Drei Farben, drei verschiedene Bananen

Du stehst im Supermarkt und greifst zur Banane. Aber welche? Die grüne, die noch hart ist wie ein Stock? Die gelbe, die perfekt aussieht? Oder die braune mit den Flecken, die schon ein bisschen matschig wirkt? Die meisten Leute greifen zur gelben und lassen die anderen links liegen. Aber hier wird es spannend: Je nach Reifegrad verändert sich nicht nur der Geschmack, sondern auch die Nährstoffzusammensetzung komplett. Die Banane, die du isst, ist quasi ein anderes Lebensmittel, je nachdem wann du sie isst. Und welche die gesündeste ist, hängt davon ab, was dein Körper gerade braucht.

Was in jeder Banane steckt

Egal ob grün, gelb oder braun – eine mittelgroße Banane liefert rund 100 Kalorien, 25 Gramm Kohlenhydrate, 3 Gramm Ballaststoffe und ordentlich Kalium. Dazu kommen Vitamin B6, Vitamin C, Magnesium und Mangan. Bananen enthalten außerdem Tryptophan, eine Aminosäure, die dein Körper in Serotonin umwandelt. Das ist der Stoff, der dich gut gelaunt macht. Soweit die Gemeinsamkeiten. Aber die Art der Kohlenhydrate, die Menge an Antioxidantien und die Wirkung auf deinen Blutzucker verändern sich mit jedem Tag, den die Banane reifer wird. Und genau da wird es interessant.

Die grüne Banane: Geheimwaffe für den Darm

Grüne Bananen schmecken herb, fast ein bisschen mehlig. Nicht jedermanns Sache. Aber sie haben einen entscheidenden Vorteil: Sie stecken voller resistenter Stärke. Das ist eine Stärkeform, die dein Dünndarm nicht verdauen kann. Sie wandert direkt in den Dickdarm und wird dort von den guten Darmbakterien fermentiert. Im Grunde ist resistente Stärke ein Präbiotikum, das deine Darmflora füttert. Eine grüne Banane enthält bis zu 12 Gramm resistente Stärke, eine reife gelbe nur noch etwa 1 Gramm. Der Unterschied ist enorm. Für alle, die ihrem Darm was Gutes tun wollen, ist die grüne Banane die beste Wahl. Außerdem lässt sie den Blutzucker kaum ansteigen, weil die resistente Stärke langsam verarbeitet wird.

Grün heißt auch: Vorsicht bei empfindlichem Magen

So gut grüne Bananen für den Darm sind, so unangenehm können sie für empfindliche Mägen sein.

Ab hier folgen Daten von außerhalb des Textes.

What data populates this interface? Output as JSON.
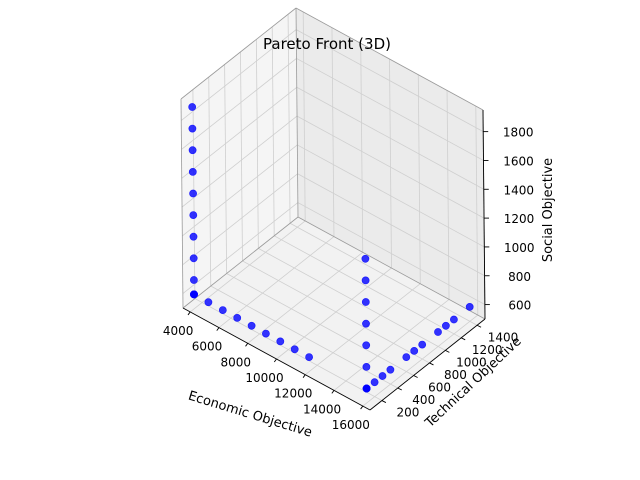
{
  "chart_data": {
    "type": "scatter",
    "title": "Pareto Front (3D)",
    "xlabel": "Economic Objective",
    "ylabel": "Technical Objective",
    "zlabel": "Social Objective",
    "x_ticks": [
      "4000",
      "6000",
      "8000",
      "10000",
      "12000",
      "14000",
      "16000"
    ],
    "y_ticks": [
      "200",
      "400",
      "600",
      "800",
      "1000",
      "1200",
      "1400"
    ],
    "z_ticks": [
      "600",
      "800",
      "1000",
      "1200",
      "1400",
      "1600",
      "1800"
    ],
    "xlim": [
      3500,
      16500
    ],
    "ylim": [
      50,
      1500
    ],
    "zlim": [
      500,
      1950
    ],
    "grid": true,
    "marker_color": "#0000ff",
    "x": [
      4000,
      4000,
      4000,
      4000,
      4000,
      4000,
      4000,
      4000,
      4000,
      4000,
      4000,
      4000,
      4000,
      5000,
      6000,
      7000,
      8000,
      9000,
      10000,
      11000,
      12000,
      16000,
      16000,
      16000,
      16000,
      16000,
      16000,
      16000,
      16000,
      16000,
      16000,
      16000,
      16000,
      16000,
      16000,
      16000,
      16000,
      16000,
      16000,
      16000,
      16000
    ],
    "y": [
      100,
      100,
      100,
      100,
      100,
      100,
      100,
      100,
      100,
      100,
      100,
      100,
      100,
      100,
      100,
      100,
      100,
      100,
      100,
      100,
      100,
      100,
      100,
      100,
      100,
      100,
      100,
      100,
      100,
      100,
      100,
      200,
      300,
      400,
      600,
      700,
      800,
      1000,
      1100,
      1200,
      1400
    ],
    "z": [
      1900,
      1750,
      1600,
      1450,
      1300,
      1150,
      1000,
      850,
      700,
      600,
      600,
      600,
      600,
      600,
      600,
      600,
      600,
      600,
      600,
      600,
      600,
      1500,
      1350,
      1200,
      1050,
      900,
      750,
      600,
      600,
      600,
      600,
      600,
      600,
      600,
      600,
      600,
      600,
      600,
      600,
      600,
      600
    ]
  }
}
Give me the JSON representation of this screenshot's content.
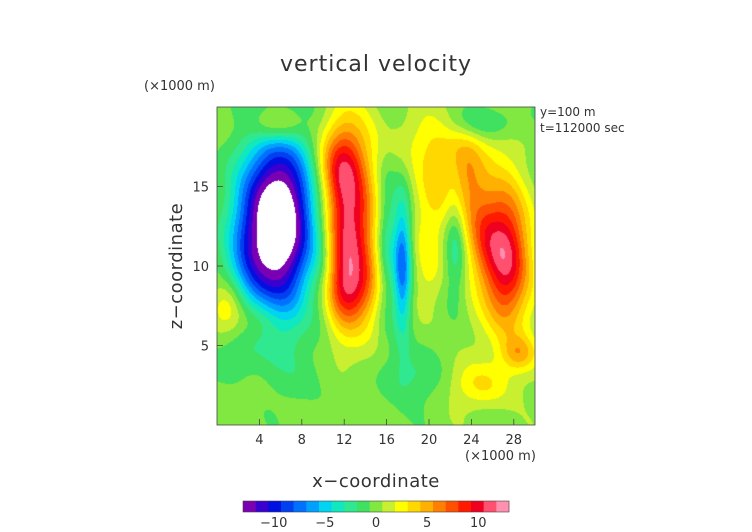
{
  "chart_data": {
    "type": "heatmap",
    "title": "vertical velocity",
    "xlabel": "x−coordinate",
    "ylabel": "z−coordinate",
    "x_unit": "(×1000 m)",
    "y_unit": "(×1000 m)",
    "annotations": [
      "y=100 m",
      "t=112000 sec"
    ],
    "xlim": [
      0,
      30
    ],
    "ylim": [
      0,
      20
    ],
    "x_ticks": [
      4,
      8,
      12,
      16,
      20,
      24,
      28
    ],
    "y_ticks": [
      5,
      10,
      15
    ],
    "colorbar": {
      "ticks": [
        -10,
        -5,
        0,
        5,
        10
      ],
      "range": [
        -13,
        13
      ],
      "colors": [
        "#7a00b4",
        "#3a00d0",
        "#0010e0",
        "#0040f0",
        "#0070ff",
        "#00a0ff",
        "#00d4f0",
        "#10e8c0",
        "#30e890",
        "#40e060",
        "#80e840",
        "#c8f030",
        "#ffff00",
        "#ffd800",
        "#ffb000",
        "#ff8000",
        "#ff5000",
        "#ff1a00",
        "#f00020",
        "#ff5070",
        "#ff90b0"
      ]
    },
    "features": [
      {
        "x": 6.0,
        "z": 12.0,
        "value": -13.5,
        "sx": 2.1,
        "sz": 3.6
      },
      {
        "x": 5.5,
        "z": 15.0,
        "value": -5.0,
        "sx": 2.4,
        "sz": 3.0
      },
      {
        "x": 3.0,
        "z": 10.5,
        "value": -5.0,
        "sx": 1.6,
        "sz": 3.0
      },
      {
        "x": 12.5,
        "z": 12.0,
        "value": 11.0,
        "sx": 1.8,
        "sz": 4.0
      },
      {
        "x": 11.5,
        "z": 16.5,
        "value": 5.0,
        "sx": 1.5,
        "sz": 1.8
      },
      {
        "x": 12.5,
        "z": 8.5,
        "value": 4.0,
        "sx": 2.0,
        "sz": 1.4
      },
      {
        "x": 17.5,
        "z": 10.0,
        "value": -8.0,
        "sx": 0.6,
        "sz": 3.0
      },
      {
        "x": 16.0,
        "z": 11.0,
        "value": -3.5,
        "sx": 0.7,
        "sz": 3.5
      },
      {
        "x": 20.5,
        "z": 14.5,
        "value": 3.0,
        "sx": 1.3,
        "sz": 2.5
      },
      {
        "x": 20.0,
        "z": 9.5,
        "value": 2.0,
        "sx": 1.0,
        "sz": 2.0
      },
      {
        "x": 23.5,
        "z": 15.5,
        "value": 5.0,
        "sx": 1.3,
        "sz": 2.0
      },
      {
        "x": 22.5,
        "z": 11.5,
        "value": -3.0,
        "sx": 0.7,
        "sz": 2.5
      },
      {
        "x": 27.3,
        "z": 10.5,
        "value": 11.0,
        "sx": 1.6,
        "sz": 3.2
      },
      {
        "x": 25.0,
        "z": 12.0,
        "value": 4.0,
        "sx": 1.2,
        "sz": 2.0
      },
      {
        "x": 5.5,
        "z": 18.8,
        "value": 4.0,
        "sx": 1.8,
        "sz": 0.8
      },
      {
        "x": 21.0,
        "z": 18.0,
        "value": 2.0,
        "sx": 4.0,
        "sz": 1.5
      },
      {
        "x": 25.0,
        "z": 19.0,
        "value": -3.0,
        "sx": 2.5,
        "sz": 0.8
      },
      {
        "x": 1.0,
        "z": 7.5,
        "value": 4.0,
        "sx": 1.2,
        "sz": 1.2
      },
      {
        "x": 3.5,
        "z": 6.5,
        "value": 2.5,
        "sx": 1.5,
        "sz": 1.0
      },
      {
        "x": 2.0,
        "z": 4.5,
        "value": -1.5,
        "sx": 1.5,
        "sz": 1.2
      },
      {
        "x": 25.0,
        "z": 2.5,
        "value": 3.0,
        "sx": 2.0,
        "sz": 1.0
      },
      {
        "x": 28.5,
        "z": 4.5,
        "value": 4.0,
        "sx": 1.2,
        "sz": 0.8
      },
      {
        "x": 18.0,
        "z": 3.0,
        "value": -2.0,
        "sx": 2.0,
        "sz": 1.2
      },
      {
        "x": 8.5,
        "z": 3.0,
        "value": -1.0,
        "sx": 2.0,
        "sz": 1.5
      },
      {
        "x": 10.0,
        "z": 10.0,
        "value": -3.0,
        "sx": 1.0,
        "sz": 3.0
      }
    ]
  }
}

Die resistente Stärke kann Blähungen und ein unangenehmes Völlegefühl verursachen, besonders wenn du es nicht gewohnt bist. Dein Darm muss sich erst an die Menge an unverdaulicher Stärke gewöhnen. Wer plötzlich drei grüne Bananen am Tag isst, wird das merken. Besser ist es, langsam anzufangen. Eine halbe grüne Banane pro Tag, und dann steigern. Nach ein paar Wochen hat sich dein Darm angepasst und die Blähungen lassen nach. Wer generell mit Reizdarmsymptomen zu kämpfen hat, sollte grüne Bananen vorsichtig testen oder ganz darauf verzichten.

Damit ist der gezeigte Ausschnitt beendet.